AFP: The US Supreme Court announced Monday it will hear the case of the brother of a murdered Iranian dissident who is seeking to collect 2.8 million dollars in terrorism damages.
WASHINGTON (AFP) — The US Supreme Court announced Monday it will hear the case of the brother of a murdered Iranian dissident who is seeking to collect 2.8 million dollars in terrorism damages.
In October 1990, Cyrus Elahi, a US citizen of Iranian origin, was murdered in Paris in an act attributed to the Iranian secret service.
Ten years later, a US court ordered the Iranian government to pay 311 million dollars in damages to the brother of the victim, Dariush Elahi.
In an attempt to receive some of that sum, Elahi involved himself in another case, in which a US military contractor was ordered to pay 2.8 million dollars to Tehran because it did not honor a contract signed before the 1979 revolution.
Elahi is demanding that the amount due the Iranian government be paid directly to his family.
But as that case was underway, Elahi received 2.3 million dollars from the US government, from a fund established in 2000 to compensate victims of Iranian terrorism in cases where Tehran was not paying sums awarded in courts.

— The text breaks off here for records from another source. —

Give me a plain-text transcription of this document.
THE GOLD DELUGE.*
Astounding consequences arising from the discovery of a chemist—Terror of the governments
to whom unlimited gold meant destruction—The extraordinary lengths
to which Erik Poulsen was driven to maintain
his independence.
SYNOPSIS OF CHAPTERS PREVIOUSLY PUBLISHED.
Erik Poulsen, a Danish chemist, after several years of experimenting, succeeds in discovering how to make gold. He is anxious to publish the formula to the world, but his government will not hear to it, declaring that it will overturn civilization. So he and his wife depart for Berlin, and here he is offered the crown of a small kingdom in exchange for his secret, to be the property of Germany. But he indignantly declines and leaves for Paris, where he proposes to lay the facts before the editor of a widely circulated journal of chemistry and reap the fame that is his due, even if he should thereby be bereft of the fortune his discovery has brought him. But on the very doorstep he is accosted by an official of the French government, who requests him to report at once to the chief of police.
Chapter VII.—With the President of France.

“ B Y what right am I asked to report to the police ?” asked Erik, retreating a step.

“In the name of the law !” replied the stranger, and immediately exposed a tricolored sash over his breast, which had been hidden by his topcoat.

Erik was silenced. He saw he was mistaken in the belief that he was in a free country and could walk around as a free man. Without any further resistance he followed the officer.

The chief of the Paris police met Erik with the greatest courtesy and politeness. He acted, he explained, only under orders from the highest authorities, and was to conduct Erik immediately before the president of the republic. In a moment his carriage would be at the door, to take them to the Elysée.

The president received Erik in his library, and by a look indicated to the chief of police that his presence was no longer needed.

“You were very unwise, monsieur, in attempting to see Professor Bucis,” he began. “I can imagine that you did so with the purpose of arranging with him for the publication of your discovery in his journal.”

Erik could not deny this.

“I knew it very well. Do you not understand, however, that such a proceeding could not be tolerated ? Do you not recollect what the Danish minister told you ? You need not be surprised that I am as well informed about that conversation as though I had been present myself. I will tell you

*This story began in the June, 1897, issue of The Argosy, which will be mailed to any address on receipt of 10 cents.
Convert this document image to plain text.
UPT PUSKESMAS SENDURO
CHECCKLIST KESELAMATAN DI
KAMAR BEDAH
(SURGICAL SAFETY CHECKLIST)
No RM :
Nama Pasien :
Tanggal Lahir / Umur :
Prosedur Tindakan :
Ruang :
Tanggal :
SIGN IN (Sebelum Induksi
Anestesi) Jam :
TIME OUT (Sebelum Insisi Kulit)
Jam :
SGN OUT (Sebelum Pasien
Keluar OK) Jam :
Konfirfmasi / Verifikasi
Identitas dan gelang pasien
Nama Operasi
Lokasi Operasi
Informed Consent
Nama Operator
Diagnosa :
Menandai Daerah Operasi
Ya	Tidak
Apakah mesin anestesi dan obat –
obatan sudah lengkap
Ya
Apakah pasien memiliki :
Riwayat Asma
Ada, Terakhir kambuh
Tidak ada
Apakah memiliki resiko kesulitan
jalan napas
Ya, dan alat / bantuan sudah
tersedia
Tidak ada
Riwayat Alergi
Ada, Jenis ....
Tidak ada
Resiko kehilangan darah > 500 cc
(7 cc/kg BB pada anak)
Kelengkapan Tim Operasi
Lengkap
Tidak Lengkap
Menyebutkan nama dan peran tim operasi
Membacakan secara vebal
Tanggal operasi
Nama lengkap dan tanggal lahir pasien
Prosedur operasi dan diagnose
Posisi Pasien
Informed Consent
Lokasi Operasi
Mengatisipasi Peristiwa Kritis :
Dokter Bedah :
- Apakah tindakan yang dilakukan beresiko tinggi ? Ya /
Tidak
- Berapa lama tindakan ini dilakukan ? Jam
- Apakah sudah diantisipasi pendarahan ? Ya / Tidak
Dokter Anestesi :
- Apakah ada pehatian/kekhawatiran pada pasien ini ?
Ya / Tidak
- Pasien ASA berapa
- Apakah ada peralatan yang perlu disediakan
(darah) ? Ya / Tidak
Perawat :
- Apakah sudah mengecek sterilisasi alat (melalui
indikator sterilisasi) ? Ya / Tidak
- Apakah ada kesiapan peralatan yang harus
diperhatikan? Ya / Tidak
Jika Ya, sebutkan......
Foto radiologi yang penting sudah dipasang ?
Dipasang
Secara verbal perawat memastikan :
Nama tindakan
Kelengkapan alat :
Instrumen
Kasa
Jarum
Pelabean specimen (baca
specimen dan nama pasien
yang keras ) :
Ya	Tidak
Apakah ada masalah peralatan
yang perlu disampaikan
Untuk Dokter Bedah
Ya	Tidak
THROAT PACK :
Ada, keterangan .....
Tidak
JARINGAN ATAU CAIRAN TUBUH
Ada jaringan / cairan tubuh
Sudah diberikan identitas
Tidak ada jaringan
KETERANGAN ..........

In May 2007, a US federal appeals court — rejecting arguments from both the Iranian government and the US government — said Elahi's 2.3-million-dollar award from the US government did not make him ineligible to pursue the 2.8 million dollars linked to the military contract.
The US high court on Monday said it would consider the Iranian government's appeal of the case, with a hearing expected at the end of the year and a ruling sometime in 2009.